In a recent post, I was mentioning another initiative in India that aims at bringing a low-cost, digital learning solution to thousands of low-income schools. “Skills India” lies at the other end of the spectrum, where jobs need to be created and sustained for the population at large.

India, skills capital of the world

India, skills capital of the world

Numbers give vertigo. In seven years, the objective is to train 400 M. people and this should happen mainly through on-line training. Learning yoga, creating a small business, getting basic IT skills will all come together as training should be part of everyday’s life. “Education is the answer” seems too often a dream shared by NGOs and inspirational leaders. This time it is the core of a national strategy and a fantastic opportunity to demonstrate the effectiveness of edtech solutions.
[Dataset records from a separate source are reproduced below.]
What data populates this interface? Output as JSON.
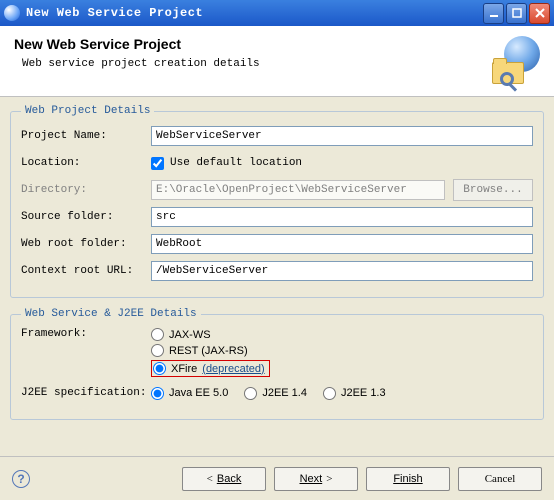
{
  "window": {
    "title": "New Web Service Project"
  },
  "header": {
    "title": "New Web Service Project",
    "subtitle": "Web service project creation details"
  },
  "group1": {
    "legend": "Web Project Details",
    "project_name_label": "Project Name:",
    "project_name_value": "WebServiceServer",
    "location_label": "Location:",
    "use_default_label": "Use default location",
    "directory_label": "Directory:",
    "directory_value": "E:\\Oracle\\OpenProject\\WebServiceServer",
    "browse_label": "Browse...",
    "source_folder_label": "Source folder:",
    "source_folder_value": "src",
    "web_root_label": "Web root folder:",
    "web_root_value": "WebRoot",
    "context_label": "Context root URL:",
    "context_value": "/WebServiceServer"
  },
  "group2": {
    "legend": "Web Service & J2EE Details",
    "framework_label": "Framework:",
    "jaxws": "JAX-WS",
    "rest": "REST (JAX-RS)",
    "xfire": "XFire",
    "xfire_dep": "(deprecated)",
    "j2ee_label": "J2EE specification:",
    "javaee5": "Java EE 5.0",
    "j2ee14": "J2EE 1.4",
    "j2ee13": "J2EE 1.3"
  },
  "footer": {
    "back": "Back",
    "next": "Next",
    "finish": "Finish",
    "cancel": "Cancel"
  }
}
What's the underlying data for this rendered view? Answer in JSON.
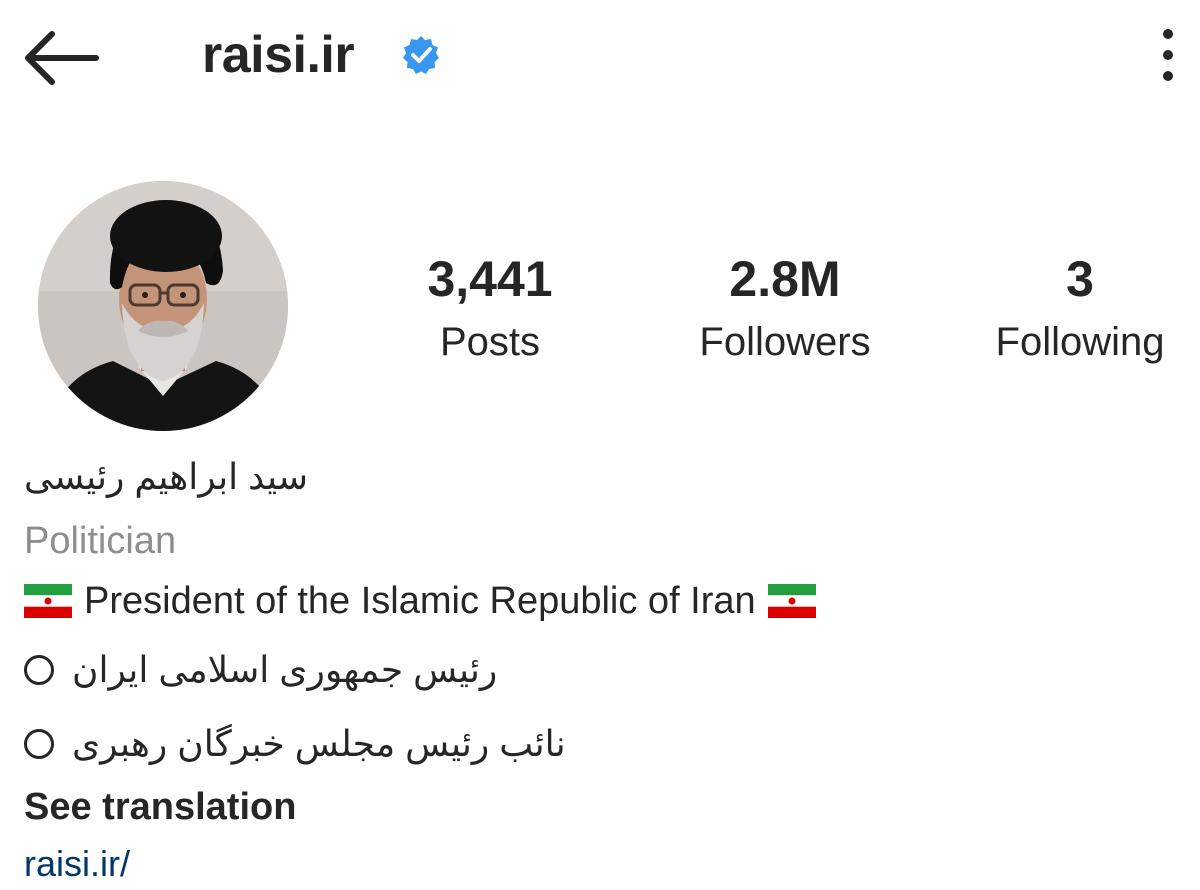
{
  "header": {
    "username": "raisi.ir",
    "back_icon": "arrow-left-icon",
    "verified_icon": "verified-badge-icon",
    "more_icon": "more-vertical-icon",
    "verified_color": "#3897f0"
  },
  "profile": {
    "avatar_alt": "profile-photo"
  },
  "stats": {
    "posts": {
      "value": "3,441",
      "label": "Posts"
    },
    "followers": {
      "value": "2.8M",
      "label": "Followers"
    },
    "following": {
      "value": "3",
      "label": "Following"
    }
  },
  "bio": {
    "full_name": "سید ابراهیم رئیسی",
    "category": "Politician",
    "title": "President of the Islamic Republic of Iran",
    "flag_icon": "iran-flag-icon",
    "lines_fa": [
      "رئیس جمهوری اسلامی ایران",
      "نائب رئیس مجلس خبرگان رهبری"
    ],
    "line_icon": "circle-outline-icon",
    "see_translation": "See translation",
    "website": "raisi.ir/"
  },
  "colors": {
    "text": "#262626",
    "secondary_text": "#8e8e8e",
    "link": "#00376b"
  }
}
I had a chance to visit some of the leading education startups in India. Wheebox, Talentedge, Peoplestrong are all addressing key challenges to combine technology with a people-centric approach. Harness, a UK based company created by Indian entrepreneurs and part of the Open Education Challenge provides innovative solutions to combine the best of class-room learning and elearning solutions. These solutions are ready to use in Europe also.

Which lessons can be learnt? India like Europe is used to promoting top down initiative. The recent eskills for Europe report concluded that “National governments should offer access to high quality information and career-support services for young people.” But providing advice is not the same than voluntarily advocating for flexible online training. At the same time, India will promote short online training targeting “the common man”.

Which path will work best? There is still an open debate in Europe regarding the future of online training. Its cost-effectiveness is widely questionned, essentially by face to face trainers… It just seems as if Europe was ready to lose another battle for employment! and this won’t be because we lack good and innovative startups.